- Participated in the Blasphemy Challenge. Really didn't find it that interesting.
- Met at least one of the “Four Horsemen” (Richard Dawkins, Daniel Dennett, Christopher Hitchens, Sam Harris) in person.
- Created an atheist blog.
- Used the Flying Spaghetti Monster in a religious debate with someone.
- Gotten offended when someone called you an agnostic.
- Been unable to watch Growing Pains reruns because of Kirk Cameron.
- Own more Bibles than most Christians you know.
- Have at least one Bible with your personal annotations regarding contradictions, disturbing parts, etc.
- Have come out as an atheist to your family.
- Attended a campus or off-campus atheist gathering.
- Are a member of an organized atheist/Humanist/etc. organization.
- Had a Humanist wedding ceremony.
- Donated money to an atheist organization.
- Have a bookshelf dedicated solely to Richard Dawkins.
- Lost the friendship of someone you know because of your non-theism.
- Tried to argue or have a discussion with someone who stopped you on the street to proselytize.
- Had to hide your atheist beliefs on a first date because you didn’t want to scare him/her away. Wasn't an atheist then.
- Own a stockpile of atheist paraphernalia (bumper stickers, buttons, shirts, etc).
- Attended a protest that involved religion.
- Attended an atheist conference.
- Subscribe to Pat Condell’s YouTube channel.
- Started an atheist group in your area or school.
- Successfully “de-converted” someone to atheism.
- Have already made plans to donate your body to science after you die. I'm an organ donor but that isn't really a donation.
- Told someone you’re an atheist only because you wanted to see the person’s reaction.
- Had to think twice before screaming “Oh God!” during sex. Or you said something else in its place.
- Lost a job because of your atheism.
- Formed a bond with someone specifically because of your mutual atheism (meeting this person at a local gathering or conference doesn’t count).

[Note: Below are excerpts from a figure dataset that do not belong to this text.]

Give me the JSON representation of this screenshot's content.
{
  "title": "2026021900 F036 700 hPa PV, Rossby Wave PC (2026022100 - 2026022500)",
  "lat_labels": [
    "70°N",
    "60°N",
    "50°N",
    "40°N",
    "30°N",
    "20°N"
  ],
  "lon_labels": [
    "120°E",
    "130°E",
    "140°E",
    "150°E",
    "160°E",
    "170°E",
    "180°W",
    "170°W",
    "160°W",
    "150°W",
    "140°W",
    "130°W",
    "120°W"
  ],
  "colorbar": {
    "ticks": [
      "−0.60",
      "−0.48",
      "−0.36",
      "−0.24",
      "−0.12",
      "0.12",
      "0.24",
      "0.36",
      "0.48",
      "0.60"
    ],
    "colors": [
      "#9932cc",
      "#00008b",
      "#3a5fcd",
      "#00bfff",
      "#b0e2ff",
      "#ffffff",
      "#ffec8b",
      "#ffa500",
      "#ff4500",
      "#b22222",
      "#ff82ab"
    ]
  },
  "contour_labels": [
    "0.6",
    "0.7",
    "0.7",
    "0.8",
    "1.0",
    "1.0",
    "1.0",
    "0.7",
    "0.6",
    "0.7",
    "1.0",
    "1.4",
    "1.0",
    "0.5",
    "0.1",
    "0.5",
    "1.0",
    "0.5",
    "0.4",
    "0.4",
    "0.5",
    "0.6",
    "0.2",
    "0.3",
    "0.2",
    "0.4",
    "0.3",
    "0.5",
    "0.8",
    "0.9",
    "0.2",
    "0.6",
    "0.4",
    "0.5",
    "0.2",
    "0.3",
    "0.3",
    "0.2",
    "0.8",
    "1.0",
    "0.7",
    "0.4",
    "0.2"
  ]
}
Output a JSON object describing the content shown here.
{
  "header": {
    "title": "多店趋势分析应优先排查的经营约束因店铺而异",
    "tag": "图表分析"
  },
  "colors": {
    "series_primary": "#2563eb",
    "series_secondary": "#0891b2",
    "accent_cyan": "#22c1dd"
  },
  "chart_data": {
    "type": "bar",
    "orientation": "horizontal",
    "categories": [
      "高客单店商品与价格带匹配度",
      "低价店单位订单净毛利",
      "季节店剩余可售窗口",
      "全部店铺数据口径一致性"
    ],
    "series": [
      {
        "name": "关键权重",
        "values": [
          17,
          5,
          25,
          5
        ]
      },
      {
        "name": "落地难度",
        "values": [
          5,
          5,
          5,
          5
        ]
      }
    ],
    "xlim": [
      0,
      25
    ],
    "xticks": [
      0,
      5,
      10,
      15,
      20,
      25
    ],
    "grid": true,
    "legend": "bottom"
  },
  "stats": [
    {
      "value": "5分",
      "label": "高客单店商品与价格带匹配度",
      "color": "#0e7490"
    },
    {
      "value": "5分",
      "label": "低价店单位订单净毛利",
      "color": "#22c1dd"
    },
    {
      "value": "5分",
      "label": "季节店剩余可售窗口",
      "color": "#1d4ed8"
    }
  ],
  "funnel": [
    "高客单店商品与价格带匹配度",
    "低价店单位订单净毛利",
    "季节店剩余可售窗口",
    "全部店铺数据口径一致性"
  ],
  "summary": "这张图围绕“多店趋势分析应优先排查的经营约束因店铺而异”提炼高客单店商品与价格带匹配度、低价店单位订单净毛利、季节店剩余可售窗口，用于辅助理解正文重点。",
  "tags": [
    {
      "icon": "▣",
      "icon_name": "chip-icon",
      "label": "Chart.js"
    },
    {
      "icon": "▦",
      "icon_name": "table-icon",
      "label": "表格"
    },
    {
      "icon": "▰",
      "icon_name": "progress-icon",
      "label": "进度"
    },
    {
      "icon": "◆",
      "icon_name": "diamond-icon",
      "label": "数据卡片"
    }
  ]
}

- Have crossed “In God We Trust” off of — or put a pro-church-state-separation stamp on — dollar bills.
- Refused to recite the Pledge of Allegiance. Well I have refused to recite the Pledge but I was religious then.
- Said “Gesundheit!” (or nothing at all) after someone sneezed because you didn’t want to say “Bless you!”
- Have ever chosen not to clasp your hands together out of fear someone might think you’re praying.
- Have turned on Christian TV because you needed something entertaining to watch.
- Are a 2nd or 3rd (or more) generation atheist.
- Have “atheism” listed on your Facebook or dating profile — and not a euphemistic variant.
- Attended an atheist’s funeral (i.e. a non-religious service).
- Subscribe to an freethought magazine (e.g. Free Inquiry, Skeptic)
- Have been interviewed by a reporter because of your atheism.
- Written a letter-to-the-editor about an issue related to your non-belief in God.
- Gave a friend or acquaintance a New Atheist book as a gift.
- Wear pro-atheist clothing in public.
- Have invited Mormons/Jehovah’s Witnesses into your house specifically because you wanted to argue with them.
- Have been physically threatened (or beaten up) because you didn’t believe in God.
- Receive Google Alerts on “atheism” (or variants).
- Received fewer Christmas presents than expected because people assumed you didn’t celebrate it.
- Visited The Creation Museum or saw Ben Stein’s Expelled just so you could keep tabs on the “enemy.”
- Refuse to tell anyone what your “sign” is… because it doesn’t matter at all.
- Are on a mailing list for a Christian organization just so you can see what they’re up to…
- Have kept your eyes open while you watched others around you pray.
- Avoid even Unitarian churches because they’re too close to religion for you.
Ranking?
0-10: Impressive, but not too far from agnosticism.
11-20: You are, literally, a “New Atheist.” But you now have something to strive for! Go for the full 50!
21-30: You are an atheist, but babies aren’t running away from you. Yet.
31-40: You are the 5th Horseman! Congratulations!
41-50: PZ Myers will now be taking lessons from you.
Interesting - I wouldn't have thought I scored that high. Right in the middle - guess that is quite ok.